Suddenly he felt himself again in Carthage. There was a river there too; not a little bolt of chatoyant silk like the Avon, which they would have called a "crick" back there. Before Carthage ran the incomprehensible floods of old Mississippi himself, Father of Waters, deep and vast and swift. They had lately swung a weir across it to make it work—a concrete wall a mile wide and more, and its tumbling cascades spun no little mill wheels, but swirled thundering turbines that lighted cities and ran street cars a hundred miles away.

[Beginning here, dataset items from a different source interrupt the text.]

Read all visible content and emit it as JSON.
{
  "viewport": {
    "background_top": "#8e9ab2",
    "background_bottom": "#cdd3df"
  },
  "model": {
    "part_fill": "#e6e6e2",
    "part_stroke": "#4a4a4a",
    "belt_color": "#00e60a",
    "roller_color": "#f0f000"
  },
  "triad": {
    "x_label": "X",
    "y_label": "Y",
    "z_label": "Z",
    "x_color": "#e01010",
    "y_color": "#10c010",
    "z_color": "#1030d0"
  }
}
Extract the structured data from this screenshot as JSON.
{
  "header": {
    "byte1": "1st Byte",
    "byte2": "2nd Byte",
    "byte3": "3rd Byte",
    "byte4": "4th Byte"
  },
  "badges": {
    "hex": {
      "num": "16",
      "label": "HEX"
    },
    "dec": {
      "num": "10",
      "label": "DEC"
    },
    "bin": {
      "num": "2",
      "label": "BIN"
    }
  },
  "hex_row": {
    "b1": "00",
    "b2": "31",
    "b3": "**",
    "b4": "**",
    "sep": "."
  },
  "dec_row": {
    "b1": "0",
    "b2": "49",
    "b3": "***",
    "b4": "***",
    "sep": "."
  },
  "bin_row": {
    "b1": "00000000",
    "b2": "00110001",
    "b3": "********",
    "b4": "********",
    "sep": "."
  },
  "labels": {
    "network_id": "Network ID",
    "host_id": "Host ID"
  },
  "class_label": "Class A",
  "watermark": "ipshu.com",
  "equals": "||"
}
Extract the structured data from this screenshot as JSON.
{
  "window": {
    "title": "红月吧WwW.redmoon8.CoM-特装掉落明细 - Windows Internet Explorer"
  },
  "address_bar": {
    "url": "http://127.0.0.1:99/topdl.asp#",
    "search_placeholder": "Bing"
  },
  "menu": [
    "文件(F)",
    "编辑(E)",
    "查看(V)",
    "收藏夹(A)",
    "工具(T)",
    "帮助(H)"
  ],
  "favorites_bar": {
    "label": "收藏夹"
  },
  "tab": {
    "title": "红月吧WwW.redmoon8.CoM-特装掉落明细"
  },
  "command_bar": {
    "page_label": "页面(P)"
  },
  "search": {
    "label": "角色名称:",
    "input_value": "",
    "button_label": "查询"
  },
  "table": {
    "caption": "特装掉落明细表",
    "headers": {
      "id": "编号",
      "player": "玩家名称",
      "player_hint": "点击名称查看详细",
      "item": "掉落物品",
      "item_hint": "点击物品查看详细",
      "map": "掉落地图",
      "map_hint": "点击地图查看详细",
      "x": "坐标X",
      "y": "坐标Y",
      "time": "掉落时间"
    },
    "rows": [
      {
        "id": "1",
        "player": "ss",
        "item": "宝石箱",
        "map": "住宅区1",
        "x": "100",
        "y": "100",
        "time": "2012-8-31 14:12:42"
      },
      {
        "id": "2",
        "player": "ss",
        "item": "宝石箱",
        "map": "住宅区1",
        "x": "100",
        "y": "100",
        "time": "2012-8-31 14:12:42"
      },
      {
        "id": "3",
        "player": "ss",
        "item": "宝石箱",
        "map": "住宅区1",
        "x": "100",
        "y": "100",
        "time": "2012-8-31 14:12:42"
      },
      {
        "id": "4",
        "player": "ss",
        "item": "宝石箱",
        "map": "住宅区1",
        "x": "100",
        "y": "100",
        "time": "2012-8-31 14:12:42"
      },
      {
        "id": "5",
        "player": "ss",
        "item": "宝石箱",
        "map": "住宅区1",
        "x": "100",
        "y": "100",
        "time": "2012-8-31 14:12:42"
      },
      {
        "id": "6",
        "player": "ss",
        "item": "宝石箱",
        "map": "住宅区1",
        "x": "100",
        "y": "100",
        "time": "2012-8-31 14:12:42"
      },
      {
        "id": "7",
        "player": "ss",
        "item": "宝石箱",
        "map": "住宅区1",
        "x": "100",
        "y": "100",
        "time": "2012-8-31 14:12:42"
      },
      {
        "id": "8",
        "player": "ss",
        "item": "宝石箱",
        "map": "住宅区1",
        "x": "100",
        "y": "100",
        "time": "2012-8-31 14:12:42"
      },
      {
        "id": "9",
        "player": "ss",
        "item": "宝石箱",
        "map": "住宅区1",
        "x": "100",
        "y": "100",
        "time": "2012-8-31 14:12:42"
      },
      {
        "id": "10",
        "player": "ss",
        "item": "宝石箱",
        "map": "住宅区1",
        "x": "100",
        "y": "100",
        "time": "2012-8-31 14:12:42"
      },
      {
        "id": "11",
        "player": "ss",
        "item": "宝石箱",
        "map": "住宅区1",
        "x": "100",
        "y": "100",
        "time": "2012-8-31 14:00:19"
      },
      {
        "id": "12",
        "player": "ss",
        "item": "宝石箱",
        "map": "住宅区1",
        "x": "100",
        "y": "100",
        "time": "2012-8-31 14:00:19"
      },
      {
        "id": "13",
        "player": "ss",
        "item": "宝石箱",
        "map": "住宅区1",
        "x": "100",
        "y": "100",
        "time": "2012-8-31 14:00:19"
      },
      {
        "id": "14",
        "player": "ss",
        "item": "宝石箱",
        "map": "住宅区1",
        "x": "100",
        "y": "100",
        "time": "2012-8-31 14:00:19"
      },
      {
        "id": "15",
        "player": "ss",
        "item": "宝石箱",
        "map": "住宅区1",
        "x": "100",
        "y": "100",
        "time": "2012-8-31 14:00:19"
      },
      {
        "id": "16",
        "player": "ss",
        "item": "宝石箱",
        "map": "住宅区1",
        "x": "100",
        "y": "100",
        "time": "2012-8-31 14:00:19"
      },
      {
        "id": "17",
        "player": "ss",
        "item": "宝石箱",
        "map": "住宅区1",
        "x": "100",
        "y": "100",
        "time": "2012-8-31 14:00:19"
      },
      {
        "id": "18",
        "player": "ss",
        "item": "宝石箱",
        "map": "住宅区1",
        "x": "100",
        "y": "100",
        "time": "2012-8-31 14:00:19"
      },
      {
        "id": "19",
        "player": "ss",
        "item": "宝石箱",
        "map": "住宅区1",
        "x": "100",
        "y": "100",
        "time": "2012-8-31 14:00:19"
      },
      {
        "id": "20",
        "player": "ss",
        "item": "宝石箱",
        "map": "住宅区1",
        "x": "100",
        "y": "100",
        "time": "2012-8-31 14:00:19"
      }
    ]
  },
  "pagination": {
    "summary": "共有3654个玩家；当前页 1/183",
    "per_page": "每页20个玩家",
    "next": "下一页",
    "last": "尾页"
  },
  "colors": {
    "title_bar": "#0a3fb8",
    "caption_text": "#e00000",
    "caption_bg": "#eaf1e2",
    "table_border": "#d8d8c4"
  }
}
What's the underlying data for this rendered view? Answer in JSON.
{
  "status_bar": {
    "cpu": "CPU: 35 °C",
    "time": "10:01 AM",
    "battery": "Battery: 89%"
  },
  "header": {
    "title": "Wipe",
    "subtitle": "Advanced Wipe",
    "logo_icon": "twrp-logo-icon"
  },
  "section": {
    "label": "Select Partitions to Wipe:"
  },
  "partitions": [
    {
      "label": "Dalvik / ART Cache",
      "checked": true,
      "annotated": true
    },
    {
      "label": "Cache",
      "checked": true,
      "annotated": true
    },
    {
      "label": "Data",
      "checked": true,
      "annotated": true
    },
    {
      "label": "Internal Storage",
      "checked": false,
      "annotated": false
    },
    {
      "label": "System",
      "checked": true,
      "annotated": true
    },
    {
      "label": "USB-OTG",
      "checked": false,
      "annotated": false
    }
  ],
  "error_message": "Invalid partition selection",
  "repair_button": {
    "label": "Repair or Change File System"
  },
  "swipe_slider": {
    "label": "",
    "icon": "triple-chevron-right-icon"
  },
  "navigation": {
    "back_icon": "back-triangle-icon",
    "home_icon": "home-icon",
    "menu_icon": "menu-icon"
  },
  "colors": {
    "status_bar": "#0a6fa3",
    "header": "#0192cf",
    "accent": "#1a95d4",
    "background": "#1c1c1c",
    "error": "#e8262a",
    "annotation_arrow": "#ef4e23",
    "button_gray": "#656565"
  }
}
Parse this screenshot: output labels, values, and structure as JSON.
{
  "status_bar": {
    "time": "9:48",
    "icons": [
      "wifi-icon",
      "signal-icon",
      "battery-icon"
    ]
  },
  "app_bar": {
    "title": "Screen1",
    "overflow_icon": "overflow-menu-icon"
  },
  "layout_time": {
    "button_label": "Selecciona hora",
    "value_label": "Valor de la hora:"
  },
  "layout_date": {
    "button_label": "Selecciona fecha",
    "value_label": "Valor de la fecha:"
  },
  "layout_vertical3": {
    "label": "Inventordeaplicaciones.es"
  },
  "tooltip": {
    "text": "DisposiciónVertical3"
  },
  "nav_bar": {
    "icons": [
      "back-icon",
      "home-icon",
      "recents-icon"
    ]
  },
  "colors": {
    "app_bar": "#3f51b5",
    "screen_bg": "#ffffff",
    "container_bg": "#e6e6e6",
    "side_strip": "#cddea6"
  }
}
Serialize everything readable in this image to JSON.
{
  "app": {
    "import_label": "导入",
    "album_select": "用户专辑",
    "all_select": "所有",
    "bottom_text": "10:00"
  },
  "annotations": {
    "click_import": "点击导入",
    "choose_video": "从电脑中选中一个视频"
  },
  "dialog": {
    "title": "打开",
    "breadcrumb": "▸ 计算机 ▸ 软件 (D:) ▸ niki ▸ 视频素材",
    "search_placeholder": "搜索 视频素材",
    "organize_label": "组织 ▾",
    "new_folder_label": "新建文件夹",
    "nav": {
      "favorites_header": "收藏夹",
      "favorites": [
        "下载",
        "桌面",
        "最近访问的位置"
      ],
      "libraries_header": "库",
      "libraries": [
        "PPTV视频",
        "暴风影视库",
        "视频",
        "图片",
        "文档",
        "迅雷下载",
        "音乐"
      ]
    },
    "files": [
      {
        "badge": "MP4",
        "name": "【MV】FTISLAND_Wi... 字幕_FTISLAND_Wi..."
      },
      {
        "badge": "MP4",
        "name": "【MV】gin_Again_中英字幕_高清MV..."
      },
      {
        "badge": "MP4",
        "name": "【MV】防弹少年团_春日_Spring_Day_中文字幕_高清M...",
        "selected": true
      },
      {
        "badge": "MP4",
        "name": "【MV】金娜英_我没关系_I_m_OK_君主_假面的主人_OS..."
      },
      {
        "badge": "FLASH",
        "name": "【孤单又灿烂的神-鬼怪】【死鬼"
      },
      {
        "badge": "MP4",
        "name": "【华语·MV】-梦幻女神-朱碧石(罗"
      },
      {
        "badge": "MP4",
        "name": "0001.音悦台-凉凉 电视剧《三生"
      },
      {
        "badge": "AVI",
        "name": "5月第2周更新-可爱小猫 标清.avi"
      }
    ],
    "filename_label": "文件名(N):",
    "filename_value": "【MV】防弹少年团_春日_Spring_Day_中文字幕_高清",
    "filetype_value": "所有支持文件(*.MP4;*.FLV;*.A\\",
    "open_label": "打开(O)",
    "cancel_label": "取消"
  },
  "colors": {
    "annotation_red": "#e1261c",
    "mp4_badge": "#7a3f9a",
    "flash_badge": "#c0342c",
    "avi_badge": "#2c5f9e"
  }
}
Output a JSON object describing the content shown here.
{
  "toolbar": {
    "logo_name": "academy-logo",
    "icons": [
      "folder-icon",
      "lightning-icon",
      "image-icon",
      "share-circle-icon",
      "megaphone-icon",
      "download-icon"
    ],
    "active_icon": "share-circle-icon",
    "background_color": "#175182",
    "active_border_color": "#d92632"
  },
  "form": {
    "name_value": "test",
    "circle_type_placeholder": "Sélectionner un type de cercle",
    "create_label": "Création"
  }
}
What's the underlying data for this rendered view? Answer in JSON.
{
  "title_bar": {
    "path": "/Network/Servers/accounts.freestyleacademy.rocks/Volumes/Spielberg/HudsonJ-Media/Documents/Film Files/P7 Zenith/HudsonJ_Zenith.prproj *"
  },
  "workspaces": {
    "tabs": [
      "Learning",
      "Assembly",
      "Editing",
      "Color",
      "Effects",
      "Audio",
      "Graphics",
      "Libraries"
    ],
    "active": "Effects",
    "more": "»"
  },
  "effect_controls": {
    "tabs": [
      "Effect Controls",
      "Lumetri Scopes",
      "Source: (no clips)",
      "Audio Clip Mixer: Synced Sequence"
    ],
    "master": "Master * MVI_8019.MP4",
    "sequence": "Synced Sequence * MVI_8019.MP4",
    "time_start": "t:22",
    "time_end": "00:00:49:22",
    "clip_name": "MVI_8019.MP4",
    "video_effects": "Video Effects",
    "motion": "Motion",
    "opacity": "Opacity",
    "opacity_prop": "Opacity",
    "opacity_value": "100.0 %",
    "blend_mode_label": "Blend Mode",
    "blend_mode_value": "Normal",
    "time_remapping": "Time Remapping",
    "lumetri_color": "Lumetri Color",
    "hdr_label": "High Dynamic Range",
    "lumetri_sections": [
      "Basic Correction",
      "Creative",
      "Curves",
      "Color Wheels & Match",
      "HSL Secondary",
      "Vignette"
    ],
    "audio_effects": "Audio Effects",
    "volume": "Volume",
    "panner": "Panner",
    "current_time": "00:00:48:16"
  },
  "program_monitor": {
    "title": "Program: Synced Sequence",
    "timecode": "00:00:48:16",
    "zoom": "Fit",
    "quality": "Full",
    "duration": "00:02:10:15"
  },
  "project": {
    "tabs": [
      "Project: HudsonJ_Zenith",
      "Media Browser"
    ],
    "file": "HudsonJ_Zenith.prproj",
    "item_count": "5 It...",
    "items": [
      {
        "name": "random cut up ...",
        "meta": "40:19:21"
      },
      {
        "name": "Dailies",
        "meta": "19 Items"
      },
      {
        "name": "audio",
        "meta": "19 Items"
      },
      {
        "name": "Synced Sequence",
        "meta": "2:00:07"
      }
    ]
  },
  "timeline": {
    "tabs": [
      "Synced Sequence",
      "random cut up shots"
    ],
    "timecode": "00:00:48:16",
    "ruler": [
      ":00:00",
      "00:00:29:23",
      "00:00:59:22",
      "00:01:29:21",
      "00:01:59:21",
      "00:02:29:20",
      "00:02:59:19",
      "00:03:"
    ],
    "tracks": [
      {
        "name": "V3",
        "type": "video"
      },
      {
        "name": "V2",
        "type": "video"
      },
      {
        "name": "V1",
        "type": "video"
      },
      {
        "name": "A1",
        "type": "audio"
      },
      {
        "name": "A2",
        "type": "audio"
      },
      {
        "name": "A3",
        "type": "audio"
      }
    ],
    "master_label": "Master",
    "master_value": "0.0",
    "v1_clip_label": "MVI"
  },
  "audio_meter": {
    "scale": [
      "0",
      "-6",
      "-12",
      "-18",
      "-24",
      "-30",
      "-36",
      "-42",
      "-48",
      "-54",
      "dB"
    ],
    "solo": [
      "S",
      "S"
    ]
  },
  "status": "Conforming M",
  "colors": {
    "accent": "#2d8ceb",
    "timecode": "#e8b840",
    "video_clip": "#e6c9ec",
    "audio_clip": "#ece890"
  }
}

And yet it had no Shakespeare.

And yet again it might have had if——

The twilight was so deep now that he shipped his oars in the gloom and gave himself back to the past.

He was in another twilight, only it was the counter twilight between star quench and sun blaze.

Two small boys, himself one of them; his sworn chum, Luke Mellows, the other, meeting in the silent street just as the day tide seeped in from the east and submerged the stars.

Joel had tied a string to his big toe and hung it from his window. Luke had done the same. They were not permitted to explode alarm clocks and ruin the last sweets of sleep in either home. So they had agreed that the first to wake should rise and dress with stealth, slip down the dark stairs of his house, into the starlit street and over to the other's home and pull the toe cord.

On this morning Luke had been the earlier out, and his triumphant yanks had dragged Joel feet first from sleep, and from the bed and almost through the window. Joel had howled protests in shrill whispers down into the gloom, and then, untying his outraged toe, had limped into his clothes and so to the yard.

The two children, in the huge world disputed still by the night, had felt an awe of the sky and the mysteries going on there. The envied man who ran up the streets of evenings lighting the gas street lamps was abroad again already with his little ladder and his quick insect-like motions; only, now he was turning out the lights, just as a similar but invisible being was apparently running around heaven and putting out the stars.